I certainly hope that Andrew Peterson is right, and that all things are possible at this moment.  Because that’s how I want my dreams to come true…when I’m not paying attention because I’m having so much fun, just being.

Next I turn to Julie Cameron, a particular favorite artist/writer of mine (The Artist’s Way, Transitions, etc.).   In an inspirational prayer book she offered this consolation:

“Sometimes people fail us in terrible ways.  We are betrayed, abandoned, cast aside.  In times of such personal trauma, we must hold to the larger picture….I realize that while people may indeed fail me and turn away, there is an underlying goodness to the Universe which brings to me new friends and new situations.  These gifts heal and soothe me.  I see the merciful hand of providence despite my pain.”

The larger picture can mean many different things to each of us.  For me, it’s the idea of goodness; that it can exist in one human being or another without ever disappearing completely.  When you can reach outside of your pain and grab on with all your might to that goodness – kindness and respect – and offer it to others, you find the friends who are connected to the higher picture and can elevate you to that higher place of healing and peace.  And, better yet…

sometimes those friends even find you.

But for me it’s Don Miguel Ruiz and his book, “The Four Agreements” that really brings things home on this idea of we humans suffering at the hands of others.  Maybe I’m quoting directly or maybe I’m paraphrasing…I’m most certainly jumping around…but he gets the credit for the following perceptions:

We all love the best we can.  We all can trust ourselves.  We all suffer.

We can’t always give what the other wants or needs.  Sometimes, someone leaving your life or disappointing you is a gift.  It hurts to be with some people.  But the hurts will heal.         When the hurt heals, you can choose what you really want, how you really want to relate to others.  You don’t need to trust others as much as you need to trust yourself to make the right choice to be with them or not.   Your sadness, anger or humiliation will disappear.  When you establish a new belief you won’t be in that hell of pain ever again.  You will become immune to disapproval, shame and harsh resentments.
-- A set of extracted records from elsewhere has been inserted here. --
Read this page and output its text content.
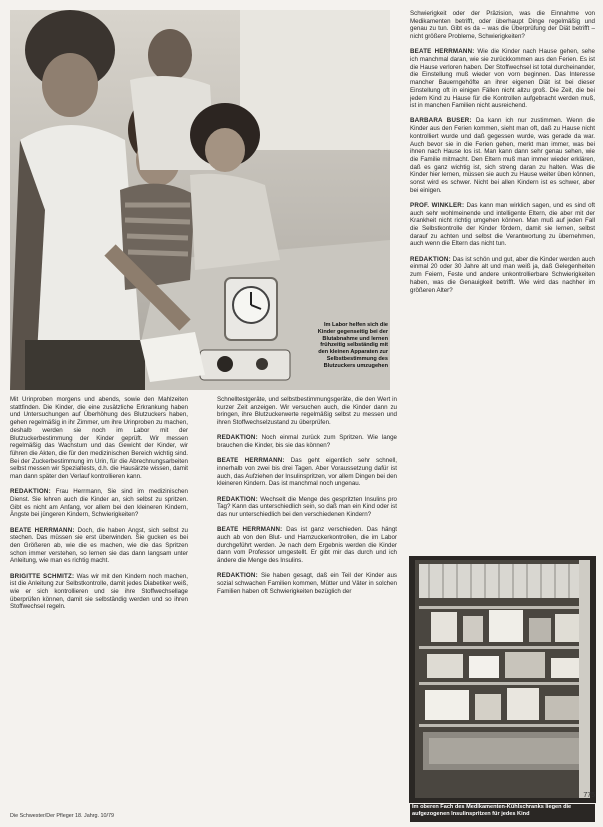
Im Labor helfen sich die Kinder gegenseitig bei der Blutabnahme und lernen frühzeitig selbständig mit den kleinen Apparaten zur Selbstbestimmung des Blutzuckers umzugehen

Schwierigkeit oder der Präzision, was die Einnahme von Medikamenten betrifft, oder überhaupt Dinge regelmäßig und genau zu tun. Gibt es da – was die Überprüfung der Diät betrifft – nicht größere Probleme, Schwierigkeiten?

BEATE HERRMANN: Wie die Kinder nach Hause gehen, sehe ich manchmal daran, wie sie zurückkommen aus den Ferien. Es ist die Hause verloren haben. Der Stoffwechsel ist total durcheinander, die Einstellung muß wieder von vorn beginnen. Das Interesse mancher Bauerngehöfte an ihrer eigenen Diät ist bei dieser Einstellung oft in einigen Fällen nicht allzu groß. Die Zeit, die bei jedem Kind zu Hause für die Kontrollen aufgebracht werden muß, ist in manchen Familien nicht ausreichend.

BARBARA BUSER: Da kann ich nur zustimmen. Wenn die Kinder aus den Ferien kommen, sieht man oft, daß zu Hause nicht kontrolliert wurde und daß gegessen wurde, was gerade da war. Auch bevor sie in die Ferien gehen, merkt man immer, was bei ihnen nach Hause los ist. Man kann dann sehr genau sehen, wie die Familie mitmacht. Den Eltern muß man immer wieder erklären, daß es ganz wichtig ist, sich streng daran zu halten. Was die Kinder hier lernen, müssen sie auch zu Hause weiter üben können, sonst wird es schwer. Nicht bei allen Kindern ist es schwer, aber bei einigen.

PROF. WINKLER: Das kann man wirklich sagen, und es sind oft auch sehr wohlmeinende und intelligente Eltern, die aber mit der Krankheit nicht richtig umgehen können. Man muß auf jeden Fall die Selbstkontrolle der Kinder fördern, damit sie lernen, selbst darauf zu achten und selbst die Verantwortung zu übernehmen, auch wenn die Eltern das nicht tun.

REDAKTION: Das ist schön und gut, aber die Kinder werden auch einmal 20 oder 30 Jahre alt und man weiß ja, daß Gelegenheiten zum Feiern, Feste und andere unkontrollierbare Schwierigkeiten haben, was die Genauigkeit betrifft. Wie wird das nachher im größeren Alter?

Mit Urinproben morgens und abends, sowie den Mahlzeiten stattfinden. Die Kinder, die eine zusätzliche Erkrankung haben und Untersuchungen auf Überhöhung des Blutzuckers haben, gehen regelmäßig in ihr Zimmer, um ihre Urinproben zu machen, deshalb werden sie noch im Labor mit der Blutzuckerbestimmung der Kinder geprüft. Wir messen regelmäßig das Wachstum und das Gewicht der Kinder, wir führen die Akten, die für den medizinischen Bereich wichtig sind. Bei der Zuckerbestimmung im Urin, für die Abrechnungsarbeiten selbst messen wir Spezialtests, d.h. die Hausärzte wissen, damit man dann später den Verlauf kontrollieren kann.

REDAKTION: Frau Herrmann, Sie sind im medizinischen Dienst. Sie lehren auch die Kinder an, sich selbst zu spritzen. Gibt es nicht am Anfang, vor allem bei den kleineren Kindern, Ängste bei jüngeren Kindern, Schwierigkeiten?

BEATE HERRMANN: Doch, die haben Angst, sich selbst zu stechen. Das müssen sie erst überwinden. Sie gucken es bei den Größeren ab, wie die es machen, wie die das Spritzen schon immer verstehen, so lernen sie das dann langsam unter Anleitung, wie man es richtig macht.

BRIGITTE SCHMITZ: Was wir mit den Kindern noch machen, ist die Anleitung zur Selbstkontrolle, damit jedes Diabetiker weiß, wie er sich kontrollieren und sie ihre Stoffwechsellage überprüfen können, damit sie selbständig werden und so ihren Stoffwechsel regeln.

Schnelltestgeräte, und selbstbestimmungsgeräte, die den Wert in kurzer Zeit anzeigen. Wir versuchen auch, die Kinder dann zu bringen, ihre Blutzuckerwerte regelmäßig selbst zu messen und ihren Stoffwechselzustand zu überprüfen.

REDAKTION: Noch einmal zurück zum Spritzen. Wie lange brauchen die Kinder, bis sie das können?

BEATE HERRMANN: Das geht eigentlich sehr schnell, innerhalb von zwei bis drei Tagen. Aber Voraussetzung dafür ist auch, das Aufziehen der Insulinspritzen, vor allem Dingen bei den kleineren Kindern. Das ist manchmal noch ungenau.

REDAKTION: Wechselt die Menge des gespritzten Insulins pro Tag? Kann das unterschiedlich sein, so daß man ein Kind oder ist das nur unterschiedlich bei den verschiedenen Kindern?

BEATE HERRMANN: Das ist ganz verschieden. Das hängt auch ab von den Blut- und Harnzuckerkontrollen, die im Labor durchgeführt werden. Je nach dem Ergebnis werden die Kinder dann vom Professor umgestellt. Er gibt mir das durch und ich ändere die Menge des Insulins.

REDAKTION: Sie haben gesagt, daß ein Teil der Kinder aus sozial schwachen Familien kommen, Mütter und Väter in solchen Familien haben oft Schwierigkeiten bezüglich der

Im oberen Fach des Medikamenten-Kühlschranks liegen die aufgezogenen Insulinspritzen für jedes Kind
Die Schwester/Der Pfleger 18. Jahrg. 10/79
775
As for the gossips, the hell that they create when you go your own way, don’t take it personally.  It won’t affect you.  You can stand in that hell, in serenity.  The poison of harsh words will poison the sayers of them, not you.  You are not responsible for their words, neither is your behavior responsible for their unkind actions.  You did not cause the harshness, resentment of abuse.  You can stand in the middle of this pain and still experience inner peace and happiness.
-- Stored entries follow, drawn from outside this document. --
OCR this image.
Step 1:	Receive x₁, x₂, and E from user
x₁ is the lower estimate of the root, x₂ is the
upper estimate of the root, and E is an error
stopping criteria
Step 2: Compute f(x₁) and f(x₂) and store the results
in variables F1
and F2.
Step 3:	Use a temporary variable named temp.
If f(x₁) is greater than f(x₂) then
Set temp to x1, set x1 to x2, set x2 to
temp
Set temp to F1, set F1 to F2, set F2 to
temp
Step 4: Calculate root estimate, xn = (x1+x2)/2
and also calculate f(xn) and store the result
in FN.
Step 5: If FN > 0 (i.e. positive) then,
Every day you will become better at being you.  You will remain a beautiful soul and you will live up to that soul.  Accept yourself.  Do not commit the sin of self-rejection.
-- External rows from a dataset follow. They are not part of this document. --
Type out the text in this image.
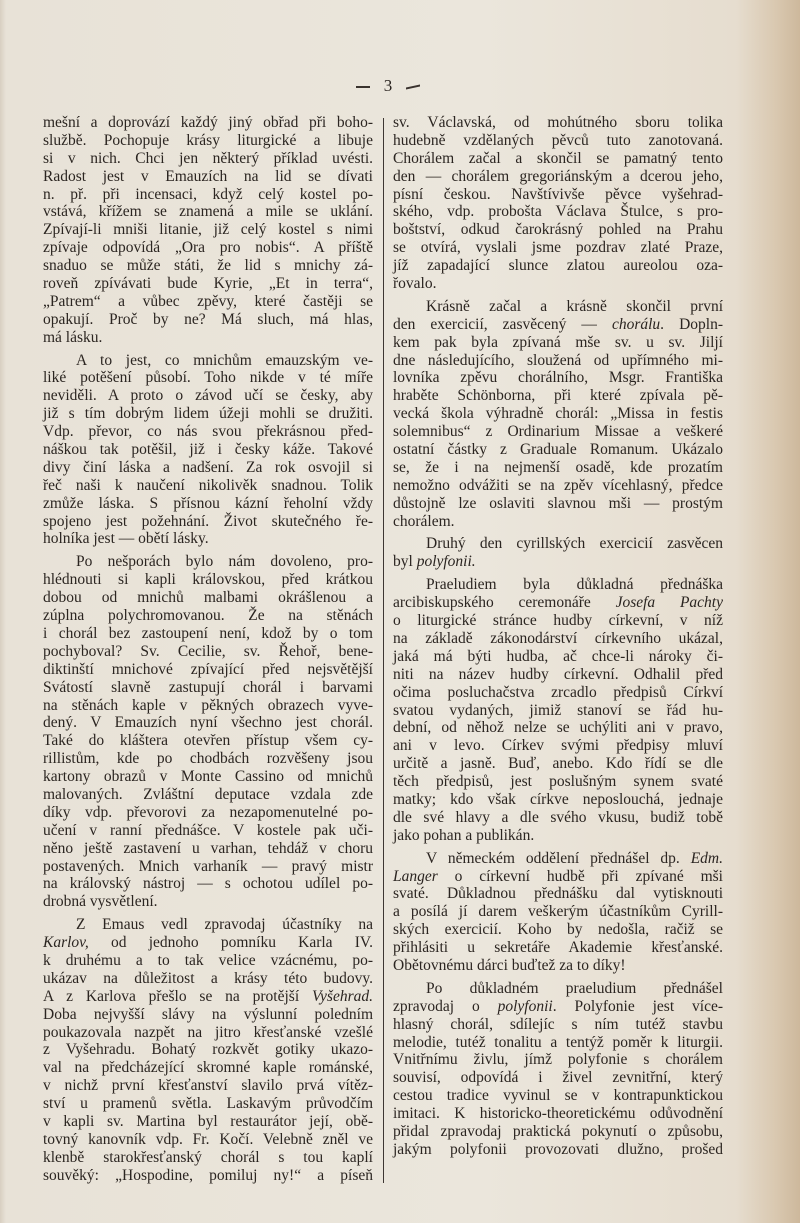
3
mešní a doprovází každý jiný obřad při boho-
službě. Pochopuje krásy liturgické a libuje
si v nich. Chci jen některý příklad uvésti.
Radost jest v Emauzích na lid se dívati
n. př. při incensaci, když celý kostel po-
vstává, křížem se znamená a mile se uklání.
Zpívají-li mniši litanie, již celý kostel s nimi
zpívaje odpovídá „Ora pro nobis“. A příště
snaduo se může státi, že lid s mnichy zá-
roveň zpívávati bude Kyrie, „Et in terra“,
„Patrem“ a vůbec zpěvy, které častěji se
opakují. Proč by ne? Má sluch, má hlas,
má lásku.
A to jest, co mnichům emauzským ve-
liké potěšení působí. Toho nikde v té míře
neviděli. A proto o závod učí se česky, aby
již s tím dobrým lidem úžeji mohli se družiti.
Vdp. převor, co nás svou překrásnou před-
náškou tak potěšil, již i česky káže. Takové
divy činí láska a nadšení. Za rok osvojil si
řeč naši k naučení nikolivěk snadnou. Tolik
zmůže láska. S přísnou kázní řeholní vždy
spojeno jest požehnání. Život skutečného ře-
holníka jest — obětí lásky.
Po nešporách bylo nám dovoleno, pro-
hlédnouti si kapli královskou, před krátkou
dobou od mnichů malbami okrášlenou a
zúplna polychromovanou. Že na stěnách
i chorál bez zastoupení není, kdož by o tom
pochyboval? Sv. Cecilie, sv. Řehoř, bene-
diktinští mnichové zpívající před nejsvětější
Svátostí slavně zastupují chorál i barvami
na stěnách kaple v pěkných obrazech vyve-
dený. V Emauzích nyní všechno jest chorál.
Také do kláštera otevřen přístup všem cy-
rillistům, kde po chodbách rozvěšeny jsou
kartony obrazů v Monte Cassino od mnichů
malovaných. Zvláštní deputace vzdala zde
díky vdp. převorovi za nezapomenutelné po-
učení v ranní přednášce. V kostele pak uči-
něno ještě zastavení u varhan, tehdáž v choru
postavených. Mnich varhaník — pravý mistr
na královský nástroj — s ochotou udílel po-
drobná vysvětlení.
Z Emaus vedl zpravodaj účastníky na
Karlov, od jednoho pomníku Karla IV.
k druhému a to tak velice vzácnému, po-
ukázav na důležitost a krásy této budovy.
A z Karlova přešlo se na protější Vyšehrad.
Doba nejvyšší slávy na výslunní poledním
poukazovala nazpět na jitro křesťanské vzešlé
z Vyšehradu. Bohatý rozkvět gotiky ukazo-
val na předcházející skromné kaple románské,
v nichž první křesťanství slavilo prvá vítěz-
ství u pramenů světla. Laskavým průvodčím
v kapli sv. Martina byl restaurátor její, obě-
tovný kanovník vdp. Fr. Kočí. Velebně zněl ve
klenbě starokřesťanský chorál s tou kaplí
souvěký: „Hospodine, pomiluj ny!“ a píseň
sv. Václavská, od mohútného sboru tolika
hudebně vzdělaných pěvců tuto zanotovaná.
Chorálem začal a skončil se pamatný tento
den — chorálem gregoriánským a dcerou jeho,
písní českou. Navštívivše pěvce vyšehrad-
ského, vdp. probošta Václava Štulce, s pro-
boštství, odkud čarokrásný pohled na Prahu
se otvírá, vyslali jsme pozdrav zlaté Praze,
jíž zapadající slunce zlatou aureolou oza-
řovalo.
Krásně začal a krásně skončil první
den exercicií, zasvěcený — chorálu. Dopln-
kem pak byla zpívaná mše sv. u sv. Jiljí
dne následujícího, sloužená od upřímného mi-
lovníka zpěvu chorálního, Msgr. Františka
hraběte Schönborna, při které zpívala pě-
vecká škola výhradně chorál: „Missa in festis
solemnibus“ z Ordinarium Missae a veškeré
ostatní částky z Graduale Romanum. Ukázalo
se, že i na nejmenší osadě, kde prozatím
nemožno odvážiti se na zpěv vícehlasný, předce
důstojně lze oslaviti slavnou mši — prostým
chorálem.
Druhý den cyrillských exercicií zasvěcen
byl polyfonii.
Praeludiem byla důkladná přednáška
arcibiskupského ceremonáře Josefa Pachty
o liturgické stránce hudby církevní, v níž
na základě zákonodárství církevního ukázal,
jaká má býti hudba, ač chce-li nároky či-
niti na název hudby církevní. Odhalil před
očima posluchačstva zrcadlo předpisů Církví
svatou vydaných, jimiž stanoví se řád hu-
dební, od něhož nelze se uchýliti ani v pravo,
ani v levo. Církev svými předpisy mluví
určitě a jasně. Buď, anebo. Kdo řídí se dle
těch předpisů, jest poslušným synem svaté
matky; kdo však církve neposlouchá, jednaje
dle své hlavy a dle svého vkusu, budiž tobě
jako pohan a publikán.
V německém oddělení přednášel dp. Edm.
Langer o církevní hudbě při zpívané mši
svaté. Důkladnou přednášku dal vytisknouti
a posílá jí darem veškerým účastníkům Cyrill-
ských exercicií. Koho by nedošla, račiž se
přihlásiti u sekretáře Akademie křesťanské.
Obětovnému dárci buďtež za to díky!
Po důkladném praeludium přednášel
zpravodaj o polyfonii. Polyfonie jest více-
hlasný chorál, sdílejíc s ním tutéž stavbu
melodie, tutéž tonalitu a tentýž poměr k liturgii.
Vnitřnímu živlu, jímž polyfonie s chorálem
souvisí, odpovídá i živel zevnitřní, který
cestou tradice vyvinul se v kontrapunktickou
imitaci. K historicko-theoretickému odůvodnění
přidal zpravodaj praktická pokynutí o způsobu,
jakým polyfonii provozovati dlužno, prošed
Regardless of how high or down you are in this challenging year of 2012, one bit of prophecy or truth, if you will, keeps popping up…kindness and respect connects you to the innate goodness of the universe to other like-minded souls.  So if all those you are connected to are neither kind nor respectful, just hang tough and don’t waiver…those who already are will be grounded in your space even more deeply.  You and the goodness of others in your space will draw to you the same.   And the best part is, that those in your life who aren’t kind or respectful and can’t/won’t become so, will suddenly find there is no room for them at your inn.

Too bad, huh.  And you didn’t have to do anything, except be your higher self and stay the course.  See?  Life can be good.